今となってはアルコールとタバコの匂いに混じったそれを、正確に感じる事が出来ている。
だから当然こんな体勢で居れば、嫌でも意識させられる訳だ。対して篠原さんはそんな様子はない。何とも不公平な気がしなくもない。
俺だけがドキドキさせられているみたいで。これが人生経験の差だと言われたらそれまでなんだけど。
汗臭いとか思われるよりは全然良いけれど、何かこう……それらしい反応とかしてくれないのかなぁ。

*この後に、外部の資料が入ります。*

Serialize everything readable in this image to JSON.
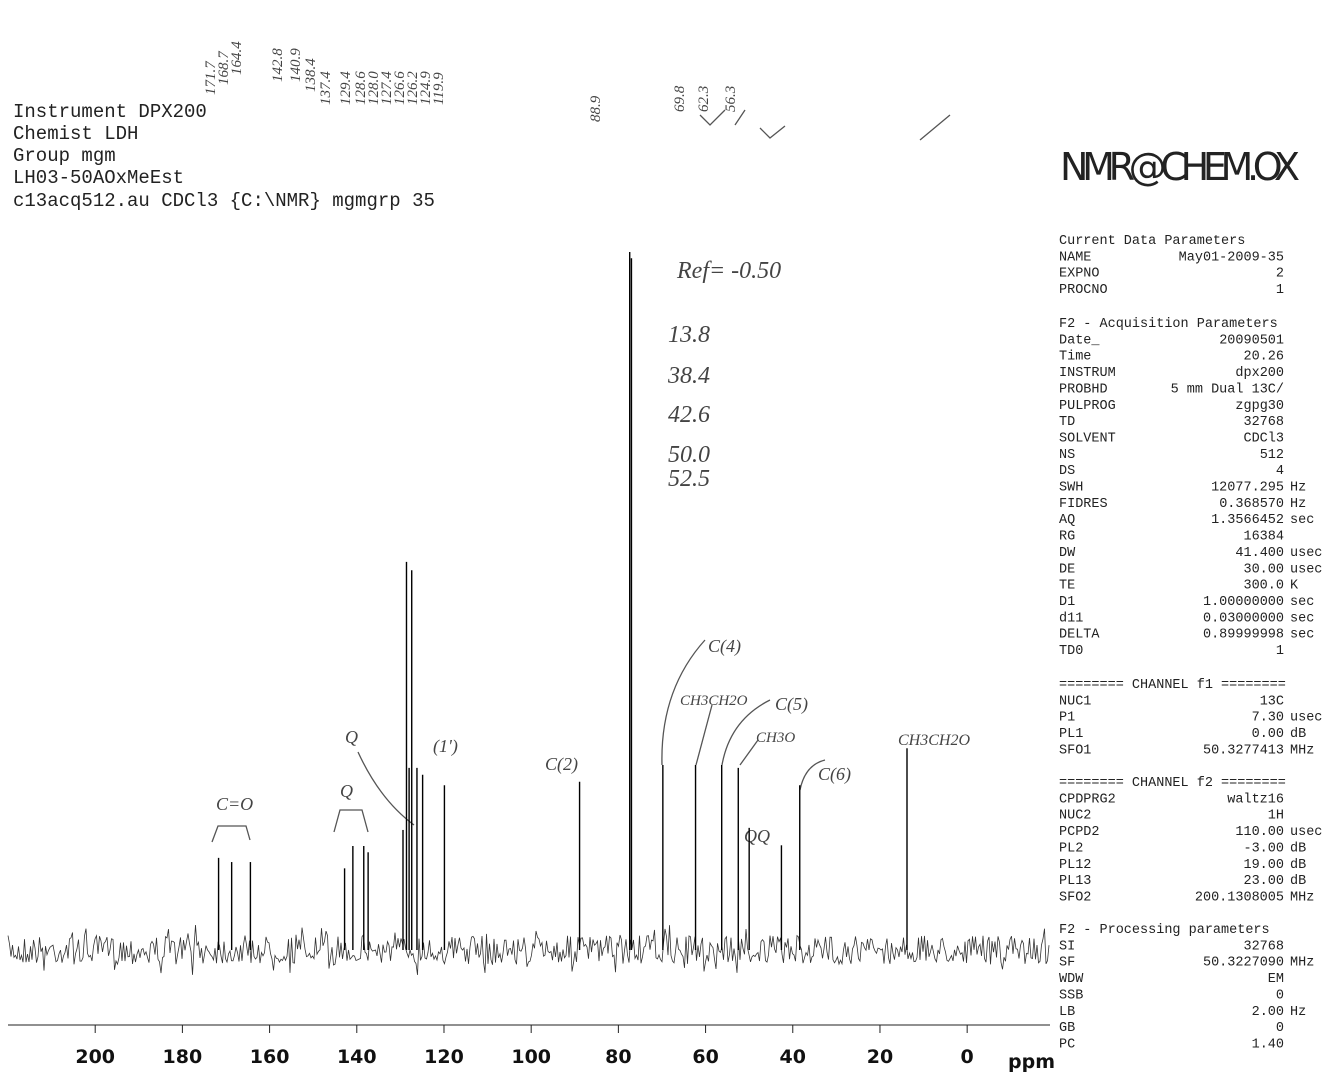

「ほらほら〜疲れたボクを甘やかすんだよ〜撫でて撫でて」
「こ、こう、ですか?」
「うんうん、そんな感じ〜」
篠原さんが俺の手を掴んで自身の頭へと誘導する。言われるがままに頭を撫でてみたら、彼女は満足そうに笑った。
何だよ、この物凄く可愛い生き物は。許されるのか、年上の女性がこんなにも可愛いくて。
美人でスタイルが良くて可愛い。最強の生物だろこんなの、抗えるわけがない。ただでさえ篠原さんに夢中だというのに、更に深みへと引き摺り込まれる。
恋人という関係になったからこそ、見せてくれている彼女の姿。付き合うと篠原さんはこうなるのかと、知れたのは良いが余計にキツイ。
これまで一度も恋人が出来た事が無かった、思春期の男子高校生にとってこれは強力な猛毒だ。
「どうかしたの?」
「篠原さんが可愛い過ぎて辛いです」
「そんなのボクだって同じだからね?」
そう言うと篠原さんは、俺の手を絡め取り所謂恋人繋ぎの形を取る。以前プールでした様な、ただ繋いだだけとは違う。
痛くはない程度に、きつく握られていた。そこに込められた意思、それが俺には良く分からない。
だけど熱意の様なものは何となく感じる。ただ手を繋いだだけではなく、俺という存在そのものを絡め取る様な艶めかしさがあった。
ちょっとした触れ合いに過ぎないのに、掌から強く篠原さんの存在を感じさせられる。
「ボクだって人間だからね。その手の欲求ぐらいはあるんだよ?」
「そう……なんですね」
「それにね、気持ちを確かめ合う行為だと思っているんだ。そういう行為って」
単なる童貞に過ぎない俺にはまだ分からない世界だ。そもそもキスすらした事がない。その先にある行為なんて、もう全然理解できない。
知識としての何をどうするかは知っている。憧れみたいなものもある。だけどまだまだ未経験者としての勝手な想像しか出来ない。
実際どうなのかとか、何を思うのかとか。まさに大人の世界であり、そういう物なのかと思うほか無い。篠原さんみたいな美女が言うのなら、多分そうなんだろう。
「……まあでも、何も無しじゃ辛いよね。男の子だもんね」
「えっと……篠原さん?」
「こういうのは、たまにだけだよ?」
そう言って起き上がった篠原さんは、俺の頭を掴むと一気に顔を近付けて来た。呆気に取られている間に、篠原さんと俺の距離はゼロになっていた。
鼻腔をくすぐる良い香りと共に、唇に感じる柔らかい感触。重なった唇を甘噛みするかの様に、篠原さんは軽く吸い付いていた。
あまりの出来事に俺の脳内は真っ白になっていた。何も考えられず、ただ篠原さんにされるがまま。
数秒だったのか数分だったのか、それとも10分ぐらいそうしていたのか。俺には何も分からなかった。
ただ篠原さんの女性としての柔らかさとか、強烈な色気に全ての意識を奪われていた。
「ボクだって、我慢はしているんだからね?」
「は……はい」
「これより先は、咲人が成人してからね」
篠原さんは呆然としている俺を優しく抱き締めると、再び飼い主に甘える猫の様に膝枕の体勢に戻った。
本当はこの時、篠原さんも結構照れていたとか俺に気付く余裕など無かった。人生で初めて彼女が出来て、しかもキスまでもう経験してしまった。
色々と展開早過ぎるだろとか、色々な事が頭の中で暴れ回る。だけど何よりも、第一に考えねばならない事がある。
俺はこれから2年半ほど、この色気に耐え続けねばならないという事だ。俺にとって最高に幸せな日々の訪れと共に、とんでもない精神修行が同時に始まった。